Esther was separated from the other virgins by being in the best room in the harem with her seven maidens. She stayed for several years and eagerly studied how a queen must behave. Esther was given time to grow and mature, and she developed into a magnificent woman. While the other girls were practicing for their show, they were not allowed to have contact with the girls who went to the king ahead of them, and who were returned to the harem.

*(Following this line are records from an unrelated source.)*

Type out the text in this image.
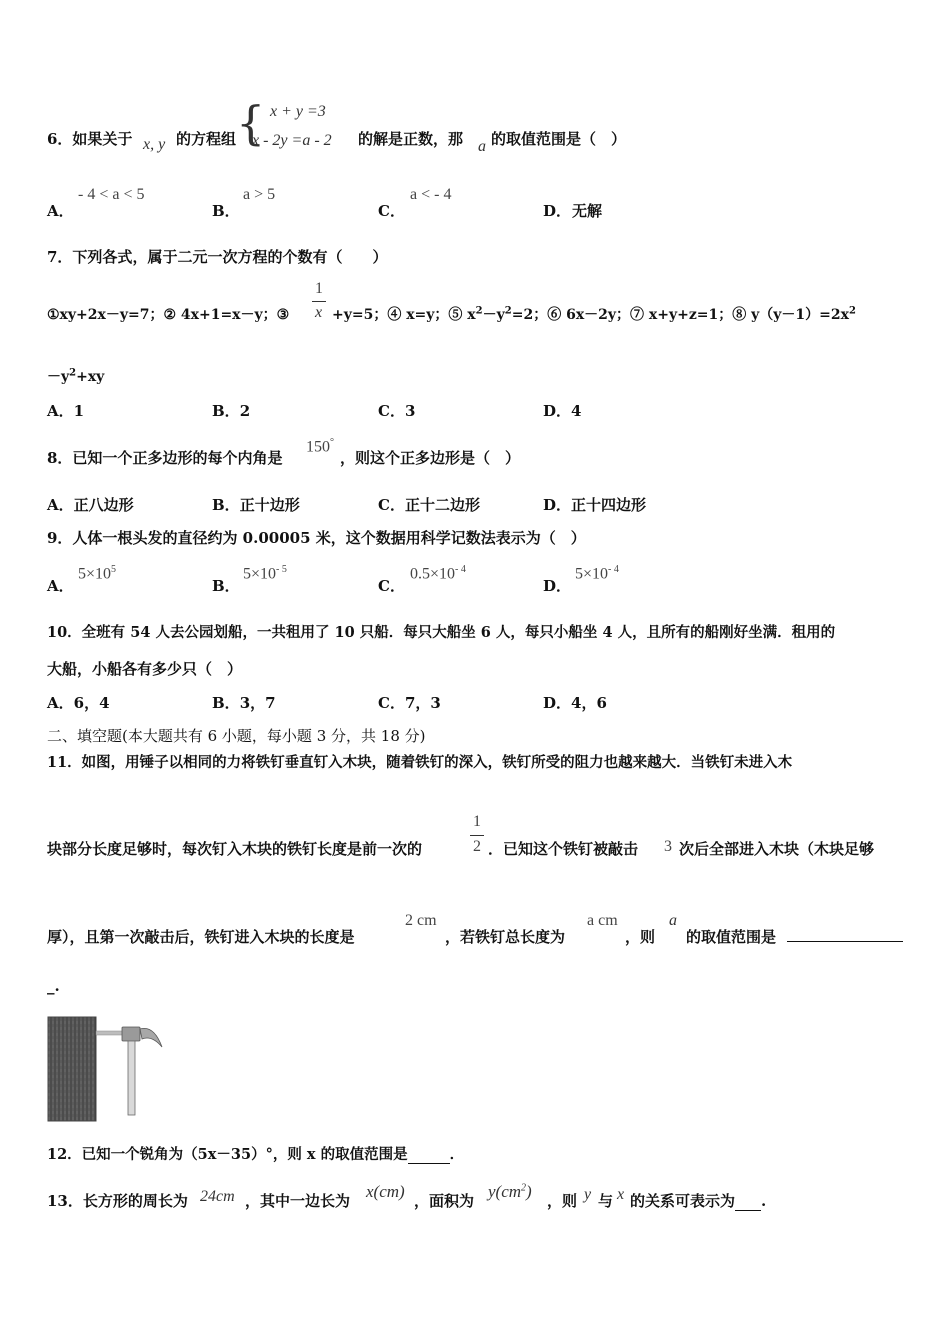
6．如果关于 x, y 的方程组 { x + y =3
x - 2y =a - 2 的解是正数，那 a 的取值范围是（　）
A．
- 4 < a < 5
B．
a > 5
C．
a < - 4
D． 无解
7．下列各式，属于二元一次方程的个数有（　　）
①xy+2x－y=7；② 4x+1=x－y；③
1
x +y=5；④ x=y；⑤ $x^2-y^2=2$；⑥ 6x－2y；⑦ x+y+z=1；⑧ $y(y-1)=2x^2$
$-y^2+xy$
A．1	B．2	C．3	D．4
8．已知一个正多边形的每个内角是
150°
，则这个正多边形是（　）
A．正八边形	B．正十边形	C．正十二边形	D．正十四边形
9．人体一根头发的直径约为 0.00005 米，这个数据用科学记数法表示为（　）
A．
$5\times 10^5$
B．
$5\times 10^{- 5}$
C．
$0.5\times 10^{- 4}$
D．
$5\times 10^{- 4}$
10．全班有 54 人去公园划船，一共租用了 10 只船．每只大船坐 6 人，每只小船坐 4 人，且所有的船刚好坐满．租用的
大船，小船各有多少只（　）
A．6，4	B．3，7	C．7，3	D．4，6
二、填空题(本大题共有 6 小题，每小题 3 分，共 18 分)
11．如图，用锤子以相同的力将铁钉垂直钉入木块，随着铁钉的深入，铁钉所受的阻力也越来越大．当铁钉未进入木
块部分长度足够时，每次钉入木块的铁钉长度是前一次的
1
2 ．已知这个铁钉被敲击 3 次后全部进入木块（木块足够
厚），且第一次敲击后，铁钉进入木块的长度是
2 cm
，若铁钉总长度为
a cm
，则
a
的取值范围是
_.
12．已知一个锐角为（5x－35）°，则 x 的取值范围是	．
13．长方形的周长为 24cm ，其中一边长为 x(cm) ，面积为 $y(cm^2)$ ，则 y 与 x 的关系可表示为 .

Hegai was determined to have Esther selected as queen, and not to have her given to Shaashgaz, the keeper of the concubines (2:14). At the beginning of the process there was a low chance that the king would select a queen, because he expected to see better girls; after a few years of watching shows put on by the most beautiful girls in his land during his dinner parties, the king became discouraged about the prospect of ever finding a queen. Hegai waited patiently for the best time to present his student, and then, in the seventh year of his reign, at the early stage of winter (2:16), when the nights are long and cool, Hegai arranged for his student, Esther, to give her presentation. Esther did everything Hegai told her to do (2:12). She was taught to walk with dignity and authority like the goddess Ishtar, and show respect and honor to the king. She radiated power and confidence, wearing the Persian queen's royal dress and escorted by her seven maidens (who used to be the king's). She was queenly in every respect, except that she lacked the royal crown. It is likely that she appeared when the king was merry with wine (1:10), seated with his ministers and dignitaries. In this way, Esther fulfilled the king's true order to Vashti (1:11-12), which was not to appear naked but rather to show her beauty to his people. The king's servants, who had been waiting for this moment since the seven maidens were taken, cheered respectfully and ordered the people in attendance to pay their royal respect to the approaching queen. The king was moved, and he took the crown of Vashti and put it on Esther's head to complete her show. Then the king fell in love with his creation, and with the image complementary to his own, and crowned her on the spot (2:17). The king was happy with his queen, but then he assembled new virgins again (2:19). All the participants were able to share in the glory and happily reaped the fruits that they seeded.